Firstly, thanks to Joost Daadler for his stunning introduction to the edition I read of 'The Changeling'. The in-depth analysis of the psychological disturbances and functions that exist within the play (such as the ID and the unconscious dropping of the glove, etc.), help expand 'The Changeling' into a lot more than just (though this would be no bad thing!) a morality play where an orthodox Christian message runs predominant. I have never read a play that reduces the human to the bestial in such an intense and forceful manner, not shying away from the painful and somewhat humiliating view that human kind are more or less governed by their instincts; sexual impulse being one such motivating factor that can rid a human of any intellect ot reason that is supposed to constitute 'humanity' in the first place. This ia must read and not just a moral, didactic play either. It is not condemning sexuality but pleading with us that it must be understood. Overall, it is a tragedy that really challenges its reader into thinking hard about whether certain characters (e.g. Beatrice) can be more sympathised with than maybe one thought upon first reading. Read it!

Ah, watch the madness unfold; who is The Changeling?
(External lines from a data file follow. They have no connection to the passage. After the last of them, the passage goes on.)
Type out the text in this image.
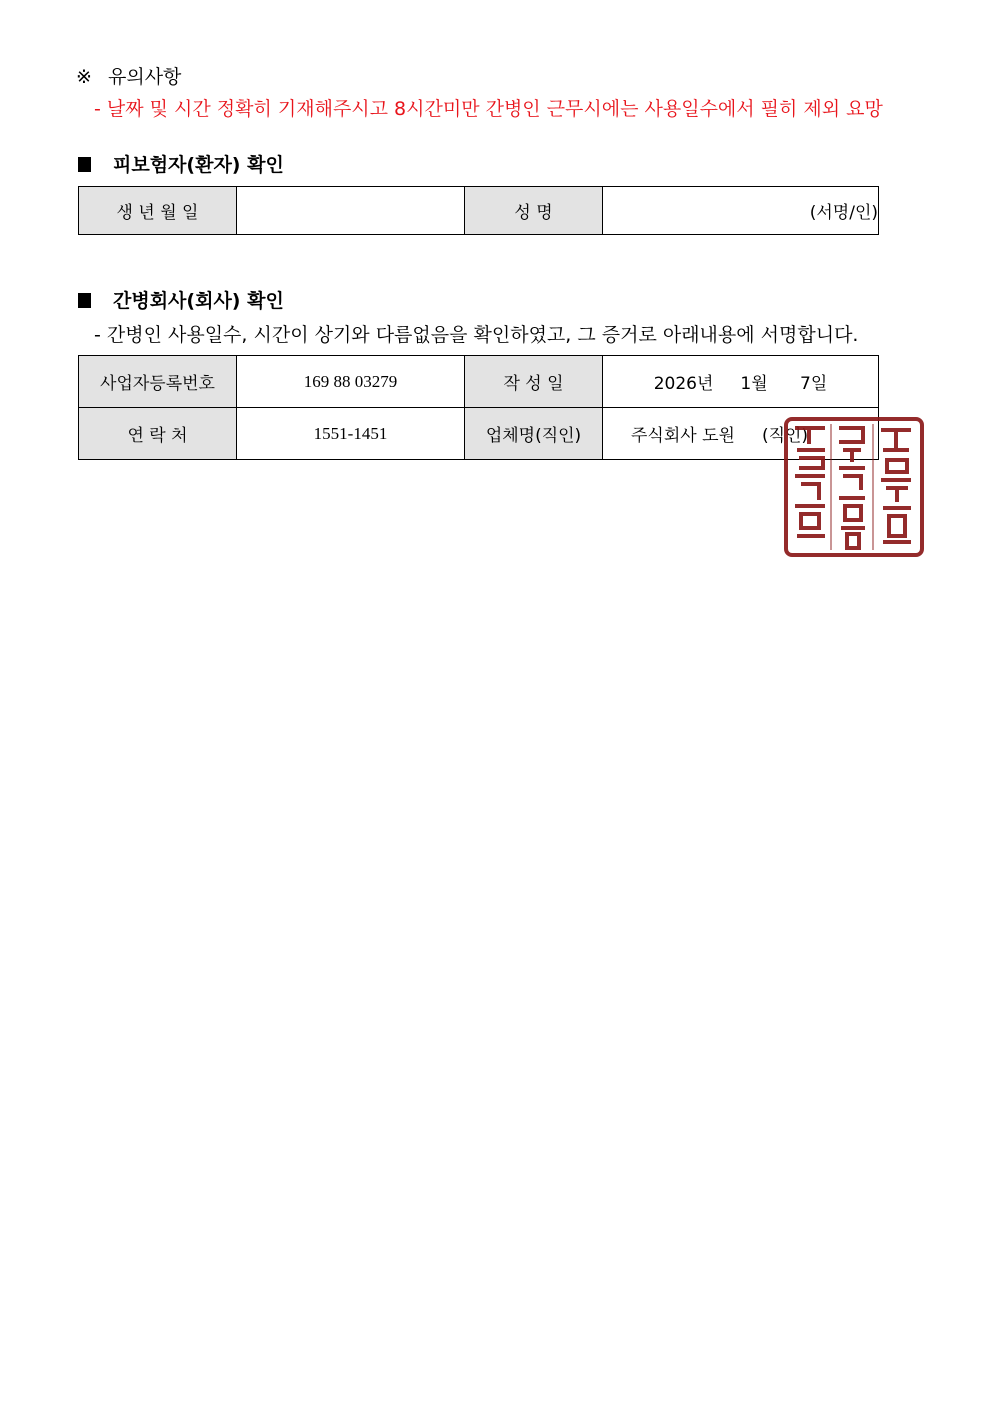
※ 유의사항
- 날짜 및 시간 정확히 기재해주시고 8시간미만 간병인 근무시에는 사용일수에서 필히 제외 요망
피보험자(환자) 확인
생 년 월 일		성 명	(서명/인)
간병회사(회사) 확인
- 간병인 사용일수, 시간이 상기와 다름없음을 확인하였고, 그 증거로 아래내용에 서명합니다.
사업자등록번호	169 88 03279	작 성 일	2026년     1월      7일
연 락 처	1551-1451	업체명(직인)	주식회사 도원     (직인)
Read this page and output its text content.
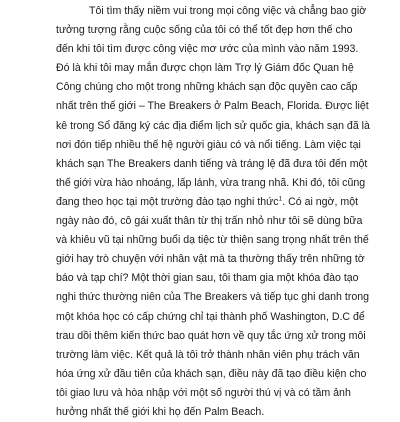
Tôi tìm thấy niềm vui trong mọi công việc và chẳng bao giờ
tưởng tượng rằng cuộc sống của tôi có thể tốt đẹp hơn thế cho
đến khi tôi tìm được công việc mơ ước của mình vào năm 1993.
Đó là khi tôi may mắn được chọn làm Trợ lý Giám đốc Quan hệ
Công chúng cho một trong những khách sạn độc quyền cao cấp
nhất trên thế giới – The Breakers ở Palm Beach, Florida. Được liệt
kê trong Sổ đăng ký các địa điểm lịch sử quốc gia, khách sạn đã là
nơi đón tiếp nhiều thế hệ người giàu có và nổi tiếng. Làm việc tại
khách sạn The Breakers danh tiếng và tráng lệ đã đưa tôi đến một
thế giới vừa hào nhoáng, lấp lánh, vừa trang nhã. Khi đó, tôi cũng
đang theo học tại một trường đào tạo nghi thức$^1$. Có ai ngờ, một
ngày nào đó, cô gái xuất thân từ thị trấn nhỏ như tôi sẽ dùng bữa
và khiêu vũ tại những buổi dạ tiệc từ thiện sang trọng nhất trên thế
giới hay trò chuyện với nhân vật mà ta thường thấy trên những tờ
báo và tạp chí? Một thời gian sau, tôi tham gia một khóa đào tạo
nghi thức thường niên của The Breakers và tiếp tục ghi danh trong
một khóa học có cấp chứng chỉ tại thành phố Washington, D.C để
trau dồi thêm kiến thức bao quát hơn về quy tắc ứng xử trong môi
trường làm việc. Kết quả là tôi trở thành nhân viên phụ trách văn
hóa ứng xử đầu tiên của khách sạn, điều này đã tạo điều kiện cho
tôi giao lưu và hòa nhập với một số người thú vị và có tầm ảnh
hưởng nhất thế giới khi họ đến Palm Beach.
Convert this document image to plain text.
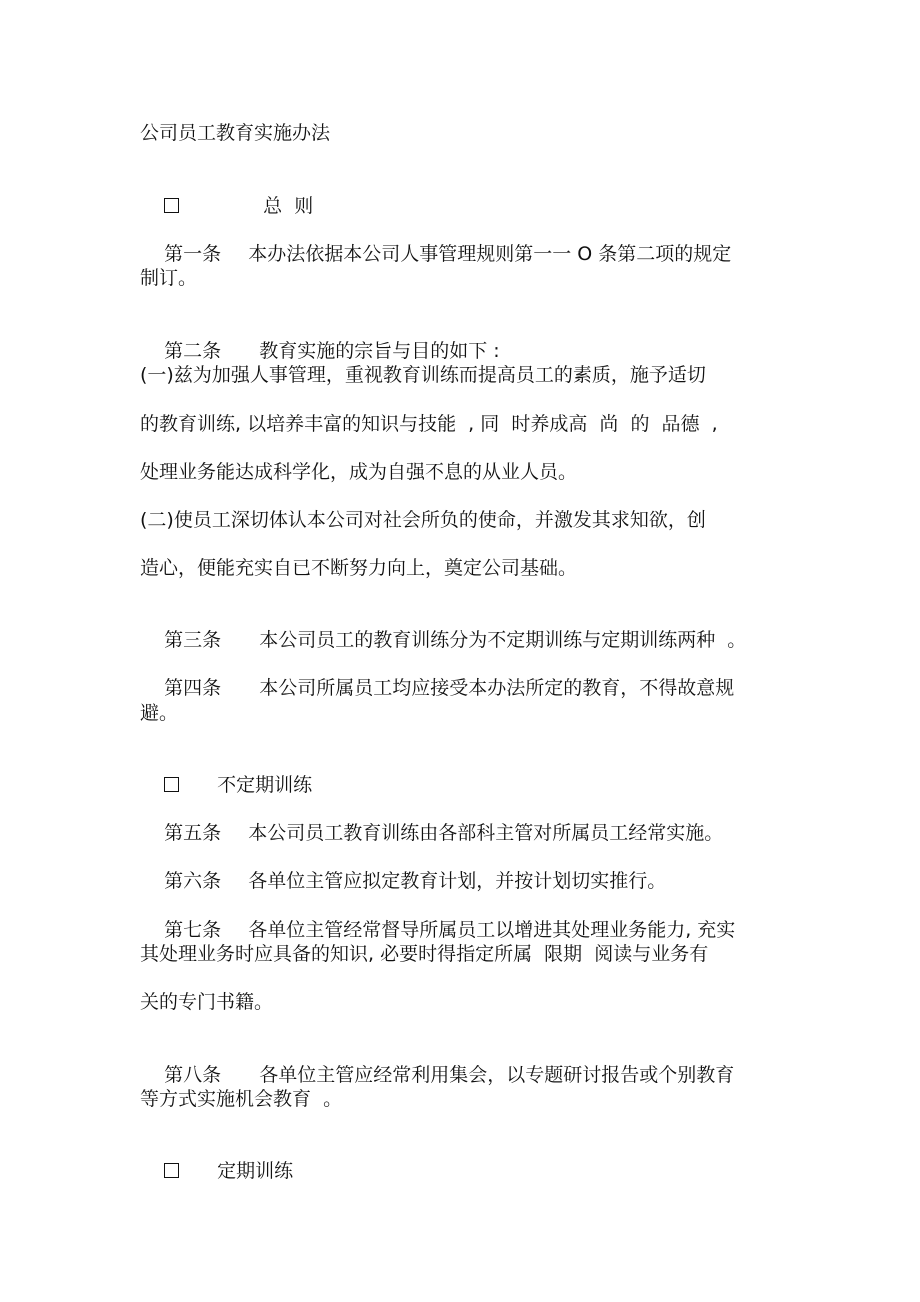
公司员工教育实施办法

总  则

第一条 本办法依据本公司人事管理规则第一一 O 条第二项的规定

制订。

第二条 教育实施的宗旨与目的如下 :

(一)兹为加强人事管理，重视教育训练而提高员工的素质，施予适切

的教育训练, 以培养丰富的知识与技能  , 同  时养成高  尚  的  品德  ,

处理业务能达成科学化，成为自强不息的从业人员。

(二)使员工深切体认本公司对社会所负的使命，并激发其求知欲，创

造心，便能充实自已不断努力向上，奠定公司基础。

第三条 本公司员工的教育训练分为不定期训练与定期训练两种  。

第四条 本公司所属员工均应接受本办法所定的教育，不得故意规

避。

不定期训练

第五条 本公司员工教育训练由各部科主管对所属员工经常实施。

第六条 各单位主管应拟定教育计划，并按计划切实推行。

第七条 各单位主管经常督导所属员工以增进其处理业务能力, 充实

其处理业务时应具备的知识, 必要时得指定所属  限期  阅读与业务有

关的专门书籍。

第八条 各单位主管应经常利用集会，以专题研讨报告或个别教育

等方式实施机会教育  。

定期训练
Madness--how many kinds were there? How many people are changelings in their world? Beatrice, focusing only on what she wants--does she really know what she wants? De Flores, who like many just focuses on himself... As Euripides for the Greeks is close to the modern mind, so are Middleton and Rowley for the Renaissance. You will find that you connect to the pivotal characters like those you know, so well are they drawn. The play itself is striking, and keep an eye on the subplot; note how it underscores the madness with its contrast to the main plot. The New Mermaids is the best edition I've found! I highly recommend this edition of the play, whether new to Renaissance drama or scholar. The footnotes are exceptional--even my professor was astonished and pleased. They make you understand quite clearly that "nunnery" wasn't the only sexual ambiguity of interest! (And why certain characters react to words we find innocuous.)It is a tragedy of people oblivious to others... A very good example of Renaissance drama, and one that sticks in your mind.

Black comedy from the days of Shakespeare

A stunning hybrid of murder and comedy, with the superb, complex, yet entirely believable characterisation of the murderous De Flores and the confused Beatrice, complemented by the sub-plot, renders this drama with the sort of atmosphere inherent in the modern day Reservoir Dogs.